No one is the clear villain in this story, and that’s one thing that makes the problem difficult to solve. We can’t target and defeat a specific set of bad actors who are immiserating America. Everyone is acting in rational self-interest. Why not be a lawyer or an engineer if you can? Why make less money selling food to kindergarten teachers when you can charge architects more? Why not pay for concierge services if they make your life easier? Why not be a concierge physician if the pay and lifestyle are better?
It’s these choices, made millions of times by millions of Americans, that are both spurring our growth and — perversely enough — increasing our misery. We can’t have what we can’t afford, and we can’t have what we used to afford, and that combination can make even a middle-class American who may be well-off by historical standards feel very poor indeed.
Some other things I did
On Monday, we published my interview with Gen. Stanley McChrystal, the former commander of Joint Special Operations Command and the former commander of U.S. forces in Afghanistan. We discussed the Iran war, military leadership and his call for national service. The entire interview was fascinating, but this part — when the general talked about the “three seductions” of military power — was particularly interesting to me:
Gen. McChrystal: The other thing I wanted to talk about, though, because you brought up the Maduro raid: There are three great seductions that happen to American administrations and to the military.

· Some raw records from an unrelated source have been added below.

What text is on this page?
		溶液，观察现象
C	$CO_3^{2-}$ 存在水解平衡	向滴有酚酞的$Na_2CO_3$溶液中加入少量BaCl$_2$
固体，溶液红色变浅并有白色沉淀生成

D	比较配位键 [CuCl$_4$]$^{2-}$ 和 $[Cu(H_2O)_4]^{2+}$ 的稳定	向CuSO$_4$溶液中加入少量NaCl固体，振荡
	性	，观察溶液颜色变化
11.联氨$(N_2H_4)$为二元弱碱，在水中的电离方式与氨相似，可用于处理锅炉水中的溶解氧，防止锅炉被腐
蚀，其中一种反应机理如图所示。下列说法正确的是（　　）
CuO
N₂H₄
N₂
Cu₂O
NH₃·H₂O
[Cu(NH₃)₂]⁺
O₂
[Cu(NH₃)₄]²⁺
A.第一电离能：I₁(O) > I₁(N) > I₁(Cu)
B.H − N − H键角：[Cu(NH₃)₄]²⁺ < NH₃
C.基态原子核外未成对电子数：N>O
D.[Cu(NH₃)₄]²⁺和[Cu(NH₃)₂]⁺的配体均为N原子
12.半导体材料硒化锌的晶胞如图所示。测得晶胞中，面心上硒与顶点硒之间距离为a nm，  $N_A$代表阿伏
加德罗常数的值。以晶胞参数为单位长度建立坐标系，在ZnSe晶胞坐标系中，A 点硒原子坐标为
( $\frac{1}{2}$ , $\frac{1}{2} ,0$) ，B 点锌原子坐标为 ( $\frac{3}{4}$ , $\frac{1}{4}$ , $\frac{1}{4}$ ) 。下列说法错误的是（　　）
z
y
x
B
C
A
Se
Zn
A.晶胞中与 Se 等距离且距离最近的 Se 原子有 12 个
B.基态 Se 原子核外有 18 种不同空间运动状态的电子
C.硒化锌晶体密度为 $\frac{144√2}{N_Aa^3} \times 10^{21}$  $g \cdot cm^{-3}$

The first is the idea of covert action. A new president comes in, and he’s told by the intelligence community, “We can create this great effect and it will be covert. No one will ever know who did it, and it’ll just be a good outcome.” And in my experience, it never stays covert and it rarely works.
But it’s seductive because it seems like an easy approach to a knotty problem.

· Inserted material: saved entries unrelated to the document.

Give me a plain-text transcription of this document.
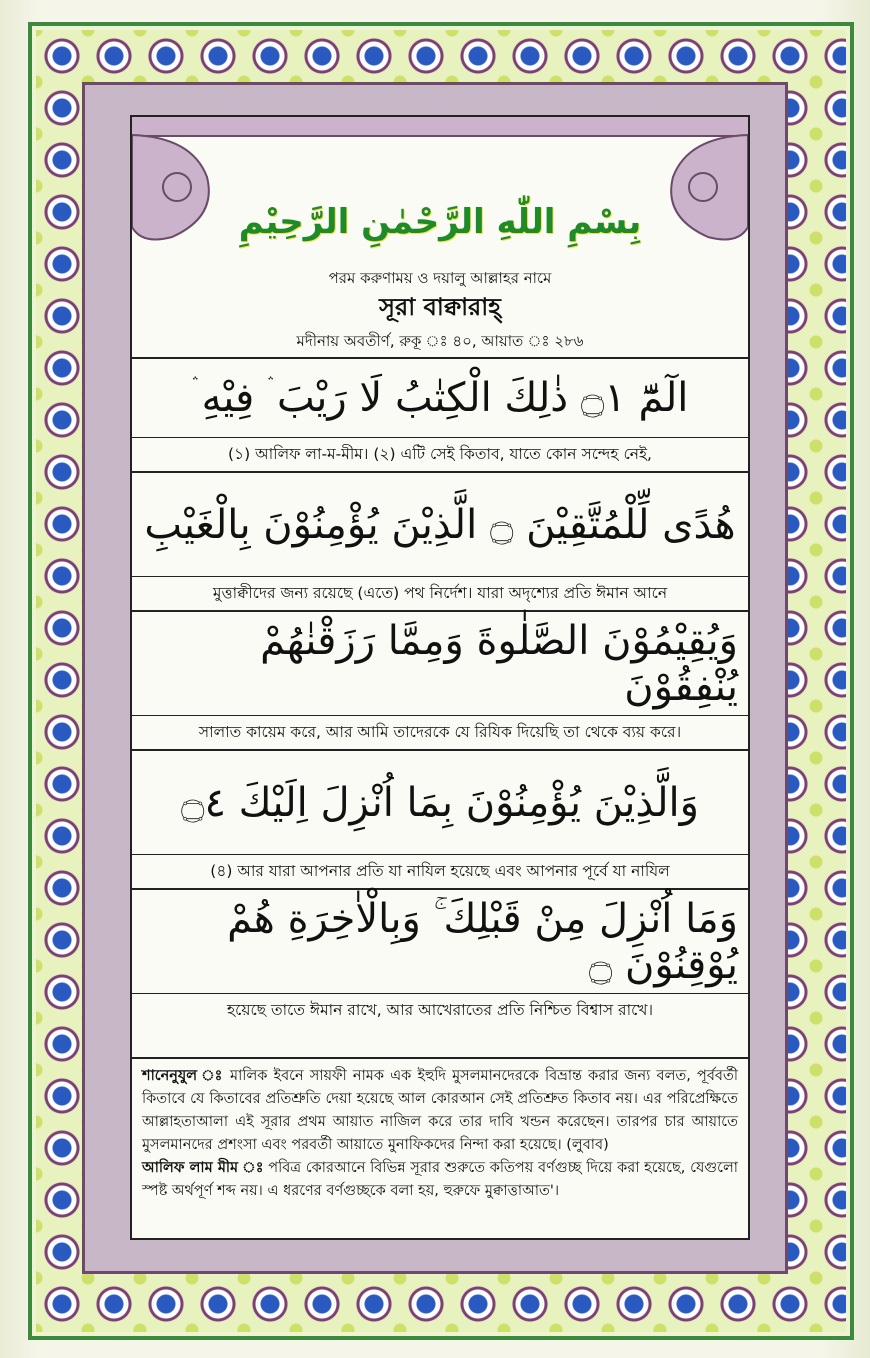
بِسْمِ اللّٰهِ الرَّحْمٰنِ الرَّحِيْمِ
পরম করুণাময় ও দয়ালু আল্লাহর নামে
সূরা বাক্বারাহ্
মদীনায় অবতীর্ণ, রুকূ ঃ ৪০, আয়াত ঃ ২৮৬
الٓمّٓ ۝١ ذٰلِكَ الْكِتٰبُ لَا رَيْبَ ۛ فِيْهِ ۛ
(১) আলিফ লা-ম-মীম। (২) এটি সেই কিতাব, যাতে কোন সন্দেহ নেই,
هُدًى لِّلْمُتَّقِيْنَ ۝ الَّذِيْنَ يُؤْمِنُوْنَ بِالْغَيْبِ
মুত্তাক্বীদের জন্য রয়েছে (এতে) পথ নির্দেশ। যারা অদৃশ্যের প্রতি ঈমান আনে
وَيُقِيْمُوْنَ الصَّلٰوةَ وَمِمَّا رَزَقْنٰهُمْ يُنْفِقُوْنَ
সালাত কায়েম করে, আর আমি তাদেরকে যে রিযিক দিয়েছি তা থেকে ব্যয় করে।
وَالَّذِيْنَ يُؤْمِنُوْنَ بِمَا اُنْزِلَ اِلَيْكَ ۝٤
(৪) আর যারা আপনার প্রতি যা নাযিল হয়েছে এবং আপনার পূর্বে যা নাযিল
وَمَا اُنْزِلَ مِنْ قَبْلِكَ ۚ وَبِالْاٰخِرَةِ هُمْ يُوْقِنُوْنَ ۝
হয়েছে তাতে ঈমান রাখে, আর আখেরাতের প্রতি নিশ্চিত বিশ্বাস রাখে।
শানেনুযুল ঃ মালিক ইবনে সায়ফী নামক এক ইহুদি মুসলমানদেরকে বিভ্রান্ত করার জন্য বলত, পূর্ববর্তী কিতাবে যে কিতাবের প্রতিশ্রুতি দেয়া হয়েছে আল কোরআন সেই প্রতিশ্রুত কিতাব নয়। এর পরিপ্রেক্ষিতে আল্লাহতাআলা এই সূরার প্রথম আয়াত নাজিল করে তার দাবি খন্ডন করেছেন। তারপর চার আয়াতে মুসলমানদের প্রশংসা এবং পরবর্তী আয়াতে মুনাফিকদের নিন্দা করা হয়েছে। (লুবাব)
আলিফ লাম মীম ঃ পবিত্র কোরআনে বিভিন্ন সূরার শুরুতে কতিপয় বর্ণগুচ্ছ দিয়ে করা হয়েছে, যেগুলো স্পষ্ট অর্থপূর্ণ শব্দ নয়। এ ধরণের বর্ণগুচ্ছকে বলা হয়, হুরুফে মুক্বাত্তাআত'।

The second seduction, which I lived as a part of, is the surgical Special Operations raid. That is probably epitomized by the Maduro raid. I would argue that we demonstrated extraordinary competence that night, but not much changed. I don’t think that we actually demonstrated the ability to change the facts on the ground to any extent.
Which gets to the third great seduction, and that’s air power. We all love air power. In World War II, we went into the war with the Douhet theory, that air power, the bomber, will always get through, and therefore air power will be dominant.
On Saturday, my round-table discussion with Jamelle Bouie and Michelle Cottle was about Iran and the SAVE America Act. I had a question.
French: The second thing that’s really interesting — and Jamelle, in your latest piece, you touched on this — have Republicans thought this through?
Cottle: That’s what I want to know.
French: Because if you look at the numbers, in 2024, Kamala Harris won college-educated voters by more than 10 points. Trump won non-college voters by more than 10 points, and there were more non-college voters than college voters. OK, fast-forward to right now: Who do you think has their citizenship document squared away more? College voters or non-college voters? It’s college voters by a mile.